Он перечитал то первое письмо, от 29 апреля 1493 года, в котором Колумб возвещал Европе о своем открытии: «Письмо Христофора Коломба, коему век наш многим обязан, об островах Индейских над Гангом, недавно открытых».
Всю ночь просидел Леонардо над вычислениями и картами. Порой выходил на открытую лоджию, смотрел на звезды и, думая о пророке Новой Земли и Нового Неба — этом странном мечтателе, с умом и сердцем ребенка, невольно сравнивал судьбу его со своею:
— Как мало он знал, как много сделал! А я со всеми знаниями моими — неподвижен, точно этот Берарди, разбитый параличом: всю жизнь стремлюсь к неведомым мирам и шагу к ним не сделал. Вера, говорят они. Но разве совершенная вера и совершенное знание не одно и то же? Разве глаза мои не дальше видят, чем глаза Колумба, слепого пророка?.. Или таков удел человеческий: надо быть зрячим, чтобы знать, слепым, чтобы делать?
II
Леонардо не заметил, как ночь прошла. Звезды потухли. Розовый свет озарил черепичные выступы кровель и деревянные косые перекладины в стенах ветхих кирпичных домов. На улице послышался шелест и говор толпы.
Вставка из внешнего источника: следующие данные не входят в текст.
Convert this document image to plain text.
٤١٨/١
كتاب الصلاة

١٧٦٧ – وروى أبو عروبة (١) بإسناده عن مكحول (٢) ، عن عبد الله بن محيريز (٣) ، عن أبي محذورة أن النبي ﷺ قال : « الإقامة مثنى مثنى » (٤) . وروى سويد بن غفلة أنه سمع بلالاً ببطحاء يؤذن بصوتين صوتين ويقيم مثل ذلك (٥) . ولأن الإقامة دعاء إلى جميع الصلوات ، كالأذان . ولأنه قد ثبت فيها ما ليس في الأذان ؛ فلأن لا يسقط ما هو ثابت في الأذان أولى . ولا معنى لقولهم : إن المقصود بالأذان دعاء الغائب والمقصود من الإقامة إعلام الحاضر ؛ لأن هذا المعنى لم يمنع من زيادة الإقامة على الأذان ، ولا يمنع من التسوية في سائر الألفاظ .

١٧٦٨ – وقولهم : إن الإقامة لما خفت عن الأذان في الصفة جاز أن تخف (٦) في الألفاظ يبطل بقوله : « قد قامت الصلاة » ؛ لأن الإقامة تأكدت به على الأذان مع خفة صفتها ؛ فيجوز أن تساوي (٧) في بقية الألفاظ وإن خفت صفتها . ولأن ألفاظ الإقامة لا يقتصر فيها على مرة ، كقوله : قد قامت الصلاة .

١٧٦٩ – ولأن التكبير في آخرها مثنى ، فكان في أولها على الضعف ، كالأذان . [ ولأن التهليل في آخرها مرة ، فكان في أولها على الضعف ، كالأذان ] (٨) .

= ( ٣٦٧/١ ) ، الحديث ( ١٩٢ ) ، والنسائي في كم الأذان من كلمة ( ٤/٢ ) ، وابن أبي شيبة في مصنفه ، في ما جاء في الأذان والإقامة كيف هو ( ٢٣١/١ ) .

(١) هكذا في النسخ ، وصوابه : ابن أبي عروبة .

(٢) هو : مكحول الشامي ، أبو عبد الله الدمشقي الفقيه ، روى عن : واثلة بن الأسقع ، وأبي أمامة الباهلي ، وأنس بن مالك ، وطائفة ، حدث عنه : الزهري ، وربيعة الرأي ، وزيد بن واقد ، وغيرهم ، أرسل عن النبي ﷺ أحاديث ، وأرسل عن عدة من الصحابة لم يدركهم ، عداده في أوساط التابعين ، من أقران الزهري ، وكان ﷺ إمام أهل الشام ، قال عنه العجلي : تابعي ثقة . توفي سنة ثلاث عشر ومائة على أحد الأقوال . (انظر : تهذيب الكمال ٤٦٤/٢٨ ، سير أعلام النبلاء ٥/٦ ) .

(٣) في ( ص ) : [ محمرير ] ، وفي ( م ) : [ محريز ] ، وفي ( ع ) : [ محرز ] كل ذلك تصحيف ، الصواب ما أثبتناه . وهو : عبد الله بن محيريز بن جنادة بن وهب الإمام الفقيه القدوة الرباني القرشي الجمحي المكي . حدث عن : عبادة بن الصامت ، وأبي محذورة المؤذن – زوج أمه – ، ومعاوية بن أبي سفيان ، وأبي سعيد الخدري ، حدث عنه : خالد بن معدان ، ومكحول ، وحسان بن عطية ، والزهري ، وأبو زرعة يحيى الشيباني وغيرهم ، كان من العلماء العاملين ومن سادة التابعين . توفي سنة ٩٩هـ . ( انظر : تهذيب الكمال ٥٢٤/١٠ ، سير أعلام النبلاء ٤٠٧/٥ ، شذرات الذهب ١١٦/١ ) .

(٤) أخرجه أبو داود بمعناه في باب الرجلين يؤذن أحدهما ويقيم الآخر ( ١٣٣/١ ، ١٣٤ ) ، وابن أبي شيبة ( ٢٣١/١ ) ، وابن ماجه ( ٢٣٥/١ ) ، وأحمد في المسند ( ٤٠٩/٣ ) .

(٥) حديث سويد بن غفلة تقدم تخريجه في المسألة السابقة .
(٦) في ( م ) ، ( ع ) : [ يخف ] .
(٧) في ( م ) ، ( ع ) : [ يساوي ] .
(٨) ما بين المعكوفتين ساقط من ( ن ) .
В дверь постучались. Он отпер. Вошел Джованни и напомнил учителю, что в этот день — Вербную субботу — назначен «огненный поединок».
— Что за поединок? — спросил Леонардо.
— Фра Доминико за брата Джироламо Савонаролу и фра Джульяно Рондинелли за врагов его войдут в огонь костра, и тот, кто останется невредим, докажет свою правоту перед Богом, — объяснил Бельтраффио.
— Ну, что же… Ступай, Джованни. Желаю тебе любопытного зрелища.
— А разве вы не пойдете?
— Нет, — видишь, я занят.
Ученик хотел проститься, но, сделав над собой усилие, сказал:
— По дороге сюда встретил я мессера Паоло Соменци. Он обещал зайти за нами и провести нас на лучшее место, откуда видно все. Жаль, что вам некогда. А я думал… может быть… Знаете, мастер?.. Поединок назначен в полдень. Если бы вы к тому времени кончили работу, мы еще успели бы?..
Леонардо улыбнулся.
— А тебе так хочется, чтобы и я увидел это чудо?
Джованни потупил глаза.
— Ну, да уж нечего делать — пойду. Бог с тобою!